Pastors are only human.
It’s easy to forget that spiritual leaders face the same stresses and challenges as the members of their congregations. Dealing daily with the struggles of others often exacerbates the problem. This reality hit home when Jarrid Wilson, who was an associate pastor at Harvest Christian Fellowship in Riverside, Calif., took his life on the eve of World Suicide Prevention Day. Ironically, he had just performed the funeral of another suicide victim.
In a blog post just over a year ago, Wilson highlighted his lifelong struggle with his own mental health while pushing back against the idea that suicide damns people to hell.
“As terrible as it sounds, mental health issues can lead many people to do things they wouldn’t otherwise do if they didn’t struggle,” he wrote. “If you don’t believe me, I’d encourage you to get to know someone with PTSD, Alzheimer’s or OCD so that you can better understand where I’m coming from. As someone who’s struggled with severe depression throughout most of my life and contemplated suicide on multiple occasions, I can assure you that what I’m saying is true.”

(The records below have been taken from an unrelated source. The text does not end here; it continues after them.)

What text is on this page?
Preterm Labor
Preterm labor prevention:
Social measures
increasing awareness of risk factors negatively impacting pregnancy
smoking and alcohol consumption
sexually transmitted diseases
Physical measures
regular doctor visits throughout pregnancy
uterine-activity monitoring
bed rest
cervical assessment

In a public message on Harvest Christian Fellowship’s website, Pastor Greg Laurie said, “It is with the deepest sadness and shock that I have to report that Jarrid Wilson went to be with the Lord last night. At a time like this, there are just no words. Sometimes people may think that as pastors or spiritual leaders we are somehow above the pain and struggles of everyday people. We are the ones who are supposed to have all the answers. But we do not.”
“At the end of the day, pastors are just people who need to reach out to God for His help and strength, each and every day,” Laurie said.